Yetersiz yedekleme süreçlerinin şirketlerin ilerlemesi önünde büyük bir engel teşkil ettiğini de söyleyebiliriz. Şirketler, verilerinin yüzde 58’inin potansiyel olarak tehlikeye açık olduğunu bildiriyor. Şirketler; yalnızca şirket içinde yer alan araçları kullanan otomatik yedeklemenin, işletmelerinin verilerini savunmasız bıraktığını ve dijital dönüşüm girişimlerinin önüne engel çıkardığını belirtiyor.
Yedeklemelerinin başarı oranını artırmak, birincil yedekleme çözümlerini değiştirmek isteyen işletmeler için en önemli konu haline gelmiş durumda. Şirket yöneticileri, birincil yedekleme çözümlerinden güvenilirliği ve verimliliği artırmasını, riski azaltmasını bekliyor. Diğer beklenenler ise yatırım karlılığını (ROI) artırmak, yazılım ve donanım maliyetlerini azaltmak ve kurtarma noktası hedefini (RPO) veya kurtarma zamanı hedefi (RTO) hizmet seviyesi anlaşmalarını (SLA) iyileştirmek.
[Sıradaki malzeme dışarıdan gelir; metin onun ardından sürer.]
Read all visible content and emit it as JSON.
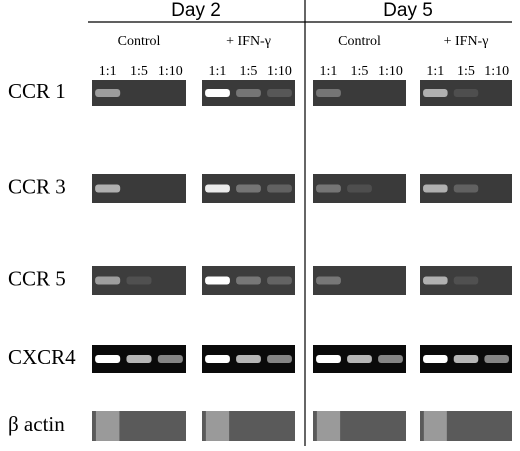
{
  "days": [
    {
      "label": "Day 2",
      "groups": [
        {
          "label": "Control",
          "lanes": [
            "1:1",
            "1:5",
            "1:10"
          ]
        },
        {
          "label": "+ IFN-γ",
          "lanes": [
            "1:1",
            "1:5",
            "1:10"
          ]
        }
      ]
    },
    {
      "label": "Day 5",
      "groups": [
        {
          "label": "Control",
          "lanes": [
            "1:1",
            "1:5",
            "1:10"
          ]
        },
        {
          "label": "+ IFN-γ",
          "lanes": [
            "1:1",
            "1:5",
            "1:10"
          ]
        }
      ]
    }
  ],
  "rows": [
    "CCR 1",
    "CCR 3",
    "CCR 5",
    "CXCR4",
    "β actin"
  ]
}
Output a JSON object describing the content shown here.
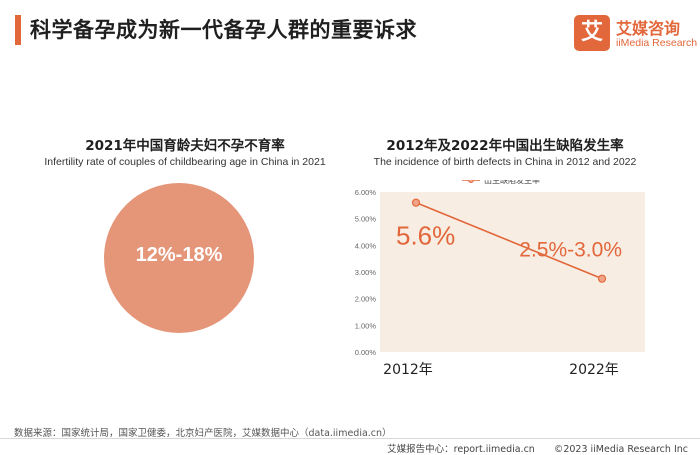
{
  "header": {
    "title": "科学备孕成为新一代备孕人群的重要诉求"
  },
  "logo": {
    "mark": "艾",
    "name_cn": "艾媒咨询",
    "name_en": "iiMedia Research"
  },
  "left_panel": {
    "title": "2021年中国育龄夫妇不孕不育率",
    "subtitle": "Infertility rate of couples of childbearing age in China in 2021",
    "value_label": "12%-18%",
    "color": "#e59578"
  },
  "chart_data": {
    "type": "line",
    "title": "2012年及2022年中国出生缺陷发生率",
    "subtitle": "The incidence of birth defects in China in 2012 and 2022",
    "categories": [
      "2012年",
      "2022年"
    ],
    "series": [
      {
        "name": "出生缺陷发生率",
        "values": [
          5.6,
          2.75
        ],
        "data_labels": [
          "5.6%",
          "2.5%-3.0%"
        ],
        "color": "#e2673a"
      }
    ],
    "ylim": [
      0,
      6
    ],
    "yticks": [
      "0.00%",
      "1.00%",
      "2.00%",
      "3.00%",
      "4.00%",
      "5.00%",
      "6.00%"
    ],
    "legend": "top-center",
    "grid": false,
    "plot_background": "#f7ede3"
  },
  "footer": {
    "source": "数据来源：国家统计局，国家卫健委，北京妇产医院，艾媒数据中心（data.iimedia.cn）",
    "copyright": "艾媒报告中心：report.iimedia.cn　　©2023  iiMedia Research  Inc"
  }
}
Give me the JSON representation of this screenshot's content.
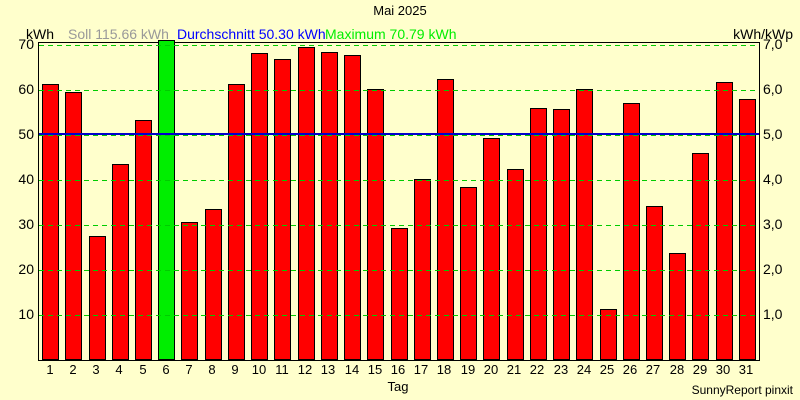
{
  "title": "Mai 2025",
  "header": {
    "left_axis_unit": "kWh",
    "soll_label": "Soll 115.66 kWh",
    "durchschnitt_label": "Durchschnitt 50.30 kWh",
    "maximum_label": "Maximum 70.79 kWh",
    "right_axis_unit": "kWh/kWp"
  },
  "footer": {
    "xlabel": "Tag",
    "credit": "SunnyReport pinxit"
  },
  "colors": {
    "background": "#FFFFCC",
    "bar": "#FF0000",
    "bar_border": "#000000",
    "max_bar": "#00EE00",
    "grid": "#00CC00",
    "average_line": "#0000CC",
    "soll_text": "#999999",
    "durchschnitt_text": "#0000FF",
    "maximum_text": "#00EE00",
    "text": "#000000"
  },
  "chart_data": {
    "type": "bar",
    "title": "Mai 2025",
    "xlabel": "Tag",
    "ylabel_left": "kWh",
    "ylabel_right": "kWh/kWp",
    "grid": true,
    "legend_position": "none",
    "categories": [
      "1",
      "2",
      "3",
      "4",
      "5",
      "6",
      "7",
      "8",
      "9",
      "10",
      "11",
      "12",
      "13",
      "14",
      "15",
      "16",
      "17",
      "18",
      "19",
      "20",
      "21",
      "22",
      "23",
      "24",
      "25",
      "26",
      "27",
      "28",
      "29",
      "30",
      "31"
    ],
    "values": [
      61.0,
      59.2,
      27.1,
      43.2,
      52.9,
      70.79,
      30.2,
      33.2,
      61.0,
      67.9,
      66.4,
      69.2,
      68.0,
      67.4,
      59.9,
      29.0,
      39.7,
      62.0,
      38.0,
      49.0,
      42.0,
      55.6,
      55.4,
      59.8,
      10.9,
      56.8,
      33.7,
      23.4,
      45.7,
      61.3,
      57.6
    ],
    "max_index": 5,
    "maximum_kwh": 70.79,
    "average_kwh": 50.3,
    "soll_kwh": 115.66,
    "ylim": [
      0,
      70
    ],
    "y_ticks_left": [
      10,
      20,
      30,
      40,
      50,
      60,
      70
    ],
    "y_ticks_right_labels": [
      "1,0",
      "2,0",
      "3,0",
      "4,0",
      "5,0",
      "6,0",
      "7,0"
    ],
    "y_ticks_right_values": [
      10,
      20,
      30,
      40,
      50,
      60,
      70
    ]
  }
}
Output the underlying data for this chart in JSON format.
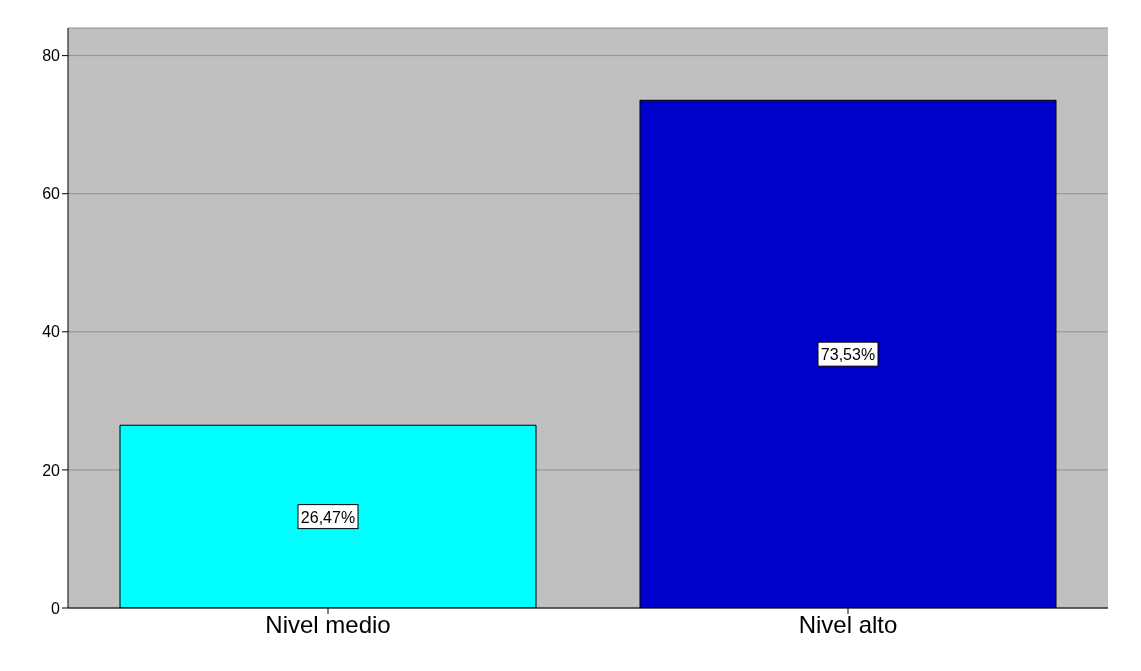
{
  "chart_data": {
    "type": "bar",
    "categories": [
      "Nivel medio",
      "Nivel alto"
    ],
    "values": [
      26.47,
      73.53
    ],
    "colors": [
      "#00ffff",
      "#0000cc"
    ],
    "value_labels": [
      "26,47%",
      "73,53%"
    ],
    "ylim": [
      0,
      84
    ],
    "yticks": [
      0,
      20,
      40,
      60,
      80
    ],
    "grid": "y"
  }
}
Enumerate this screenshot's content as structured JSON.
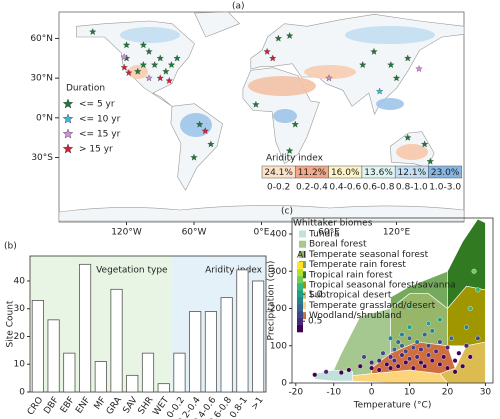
{
  "chart_data": [
    {
      "type": "map",
      "label": "(a)",
      "xlim": [
        -180,
        180
      ],
      "ylim": [
        -78,
        80
      ],
      "xticks": [
        {
          "value": -120,
          "label": "120°W"
        },
        {
          "value": -60,
          "label": "60°W"
        },
        {
          "value": 0,
          "label": "0°E"
        },
        {
          "value": 60,
          "label": "60°E"
        },
        {
          "value": 120,
          "label": "120°E"
        }
      ],
      "yticks": [
        {
          "value": 60,
          "label": "60°N"
        },
        {
          "value": 30,
          "label": "30°N"
        },
        {
          "value": 0,
          "label": "0°N"
        },
        {
          "value": -30,
          "label": "30°S"
        }
      ],
      "legend_title": "Duration",
      "series": [
        {
          "name": "<= 5 yr",
          "color": "#1e7a3a"
        },
        {
          "name": "<= 10 yr",
          "color": "#3fb8d8"
        },
        {
          "name": "<= 15 yr",
          "color": "#d88be0"
        },
        {
          "name": "> 15 yr",
          "color": "#d0203a"
        }
      ],
      "sites": {
        "lon": [
          -120,
          -105,
          -95,
          -90,
          -85,
          -80,
          -100,
          -110,
          -75,
          -118,
          -122,
          -90,
          -82,
          -100,
          -120,
          -105,
          -150,
          5,
          10,
          15,
          25,
          90,
          115,
          120,
          130,
          100,
          140,
          30,
          -5,
          25,
          -55,
          -60,
          -45,
          -50,
          150,
          130,
          145,
          60,
          -122,
          105
        ],
        "lat": [
          45,
          40,
          40,
          45,
          35,
          40,
          50,
          35,
          45,
          34,
          38,
          30,
          28,
          30,
          55,
          55,
          65,
          50,
          45,
          60,
          62,
          40,
          40,
          30,
          45,
          50,
          37,
          -5,
          10,
          -25,
          -5,
          -30,
          -20,
          -10,
          -33,
          -15,
          -20,
          30,
          46,
          20
        ],
        "group": [
          0,
          0,
          0,
          0,
          0,
          0,
          0,
          0,
          0,
          3,
          3,
          3,
          3,
          2,
          0,
          0,
          0,
          3,
          3,
          0,
          0,
          0,
          0,
          0,
          0,
          0,
          2,
          0,
          0,
          0,
          0,
          0,
          0,
          3,
          0,
          0,
          0,
          2,
          2,
          1
        ]
      },
      "aridity": {
        "title": "Aridity index",
        "categories": [
          "0-0.2",
          "0.2-0.4",
          "0.4-0.6",
          "0.6-0.8",
          "0.8-1.0",
          "1.0-3.0"
        ],
        "values": [
          24.1,
          11.2,
          16.0,
          13.6,
          12.1,
          23.0
        ],
        "value_labels": [
          "24.1%",
          "11.2%",
          "16.0%",
          "13.6%",
          "12.1%",
          "23.0%"
        ],
        "colors": [
          "#fbe1c8",
          "#f4a889",
          "#fdf3c6",
          "#dff3f2",
          "#c3def2",
          "#86b7e4"
        ]
      }
    },
    {
      "type": "bar",
      "label": "(b)",
      "ylabel": "Site Count",
      "ylim": [
        0,
        49
      ],
      "yticks": [
        0,
        10,
        20,
        30,
        40
      ],
      "color": "#ffffff",
      "groups": [
        {
          "name": "Vegetation type",
          "color": "#e8f5e4",
          "categories": [
            "CRO",
            "DBF",
            "EBF",
            "ENF",
            "MF",
            "GRA",
            "SAV",
            "SHR",
            "WET"
          ],
          "values": [
            33,
            26,
            14,
            46,
            11,
            37,
            6,
            14,
            3
          ]
        },
        {
          "name": "Aridity index",
          "color": "#e4f1f8",
          "categories": [
            "0-0.2",
            "0.2-0.4",
            "0.4-0.6",
            "0.6-0.8",
            "0.8-1",
            ">1"
          ],
          "values": [
            14,
            29,
            29,
            34,
            44,
            40
          ]
        }
      ]
    },
    {
      "type": "scatter",
      "label": "(c)",
      "xlabel": "Temperature (°C)",
      "ylabel": "Precipitation (cm)",
      "xlim": [
        -21,
        32
      ],
      "ylim": [
        0,
        443
      ],
      "xticks": [
        -20,
        -10,
        0,
        10,
        20,
        30
      ],
      "yticks": [
        0,
        100,
        200,
        300,
        400
      ],
      "legend_title": "Whittaker biomes",
      "biomes": [
        {
          "name": "Tundra",
          "color": "#c1e1dd",
          "x": [
            -15,
            -10,
            -5,
            -5,
            -10,
            -15
          ],
          "y": [
            10,
            5,
            5,
            30,
            35,
            25
          ]
        },
        {
          "name": "Boreal forest",
          "color": "#a5c790",
          "x": [
            -10,
            -5,
            -5,
            0,
            0,
            5,
            5,
            -3,
            -8
          ],
          "y": [
            35,
            30,
            20,
            25,
            40,
            80,
            200,
            180,
            80
          ]
        },
        {
          "name": "Temperate seasonal forest",
          "color": "#97b669",
          "x": [
            5,
            12,
            20,
            20,
            15,
            10,
            5
          ],
          "y": [
            80,
            110,
            100,
            200,
            240,
            240,
            200
          ]
        },
        {
          "name": "Temperate rain forest",
          "color": "#75a95e",
          "x": [
            5,
            10,
            15,
            20,
            20,
            10,
            5
          ],
          "y": [
            200,
            240,
            240,
            200,
            300,
            260,
            230
          ]
        },
        {
          "name": "Tropical rain forest",
          "color": "#317a22",
          "x": [
            20,
            25,
            30,
            30,
            28,
            24,
            20
          ],
          "y": [
            200,
            260,
            250,
            430,
            440,
            380,
            300
          ]
        },
        {
          "name": "Tropical seasonal forest/savanna",
          "color": "#a09700",
          "x": [
            20,
            25,
            30,
            30,
            25,
            20
          ],
          "y": [
            100,
            100,
            110,
            250,
            260,
            200
          ]
        },
        {
          "name": "Subtropical desert",
          "color": "#dcbb50",
          "x": [
            20,
            30,
            30,
            25,
            22,
            18
          ],
          "y": [
            0,
            0,
            110,
            100,
            40,
            25
          ]
        },
        {
          "name": "Temperate grassland/desert",
          "color": "#fcd57a",
          "x": [
            -5,
            5,
            20,
            18,
            10,
            0,
            -5
          ],
          "y": [
            5,
            0,
            0,
            25,
            35,
            25,
            20
          ]
        },
        {
          "name": "Woodland/shrubland",
          "color": "#d16e3f",
          "x": [
            0,
            10,
            18,
            22,
            20,
            12,
            5,
            0
          ],
          "y": [
            25,
            35,
            25,
            40,
            100,
            110,
            80,
            40
          ]
        }
      ],
      "points": {
        "x": [
          -15,
          -12,
          -8,
          -6,
          -3,
          0,
          0,
          2,
          2,
          3,
          4,
          5,
          5,
          6,
          6,
          7,
          7,
          8,
          8,
          8,
          9,
          9,
          10,
          10,
          10,
          10,
          11,
          11,
          12,
          12,
          13,
          13,
          14,
          14,
          15,
          15,
          16,
          16,
          17,
          18,
          18,
          19,
          20,
          20,
          21,
          22,
          23,
          24,
          25,
          25,
          26,
          26,
          27,
          28,
          28,
          15,
          18,
          5,
          -2,
          22
        ],
        "y": [
          22,
          30,
          28,
          35,
          45,
          40,
          55,
          60,
          35,
          80,
          50,
          70,
          40,
          90,
          60,
          110,
          45,
          75,
          100,
          130,
          55,
          85,
          65,
          120,
          150,
          205,
          40,
          95,
          70,
          110,
          55,
          90,
          130,
          45,
          75,
          100,
          60,
          140,
          85,
          50,
          110,
          70,
          40,
          95,
          120,
          60,
          80,
          45,
          100,
          150,
          70,
          200,
          300,
          120,
          250,
          160,
          170,
          120,
          70,
          30
        ],
        "ai": [
          0.3,
          0.4,
          0.25,
          0.3,
          0.35,
          0.3,
          0.4,
          0.45,
          0.2,
          0.6,
          0.3,
          0.5,
          0.25,
          0.7,
          0.4,
          0.8,
          0.3,
          0.5,
          0.7,
          0.9,
          0.35,
          0.55,
          0.4,
          0.8,
          1.0,
          1.2,
          0.25,
          0.6,
          0.45,
          0.7,
          0.3,
          0.5,
          0.8,
          0.25,
          0.4,
          0.6,
          0.3,
          0.9,
          0.45,
          0.25,
          0.6,
          0.35,
          0.2,
          0.5,
          0.7,
          0.3,
          0.35,
          0.2,
          0.5,
          0.9,
          0.3,
          1.1,
          1.3,
          0.6,
          1.2,
          1.0,
          1.0,
          0.9,
          0.6,
          0.2
        ]
      },
      "colorbar": {
        "title": "AI",
        "colormap": "viridis",
        "lim": [
          0.3,
          1.6
        ],
        "ticks": [
          0.5,
          {
            "value": 1,
            "label": "1.0"
          }
        ]
      }
    }
  ]
}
Sonuç olarak, EMEA’daki şirketler, var olan BT sistemlerine ve eski veri koruma çözümlerine aşırı güvenmenin devam eden dijital dönüşümleri için bir tehdit oluşturduğunun farkında. Bu nedenle üst düzey yöneticiler, bulut tabanlı yedekleme ve Hizmet olarak Yedekleme (BaaS) kullanımlarını artırmayı planlıyor. Abonelik tabanlı veri koruma hizmetlerine geçiş, şirketlerin yalnızca kullandıkları hizmetler için ödeme yaparak daha uygun maliyetli çözümlerden yararlanmasını sağlıyor. Böylece yazılım güncellemeleri, yamalama ve test gibi işlemler otomatik hale gelerek hata riskini en aza indiriyor.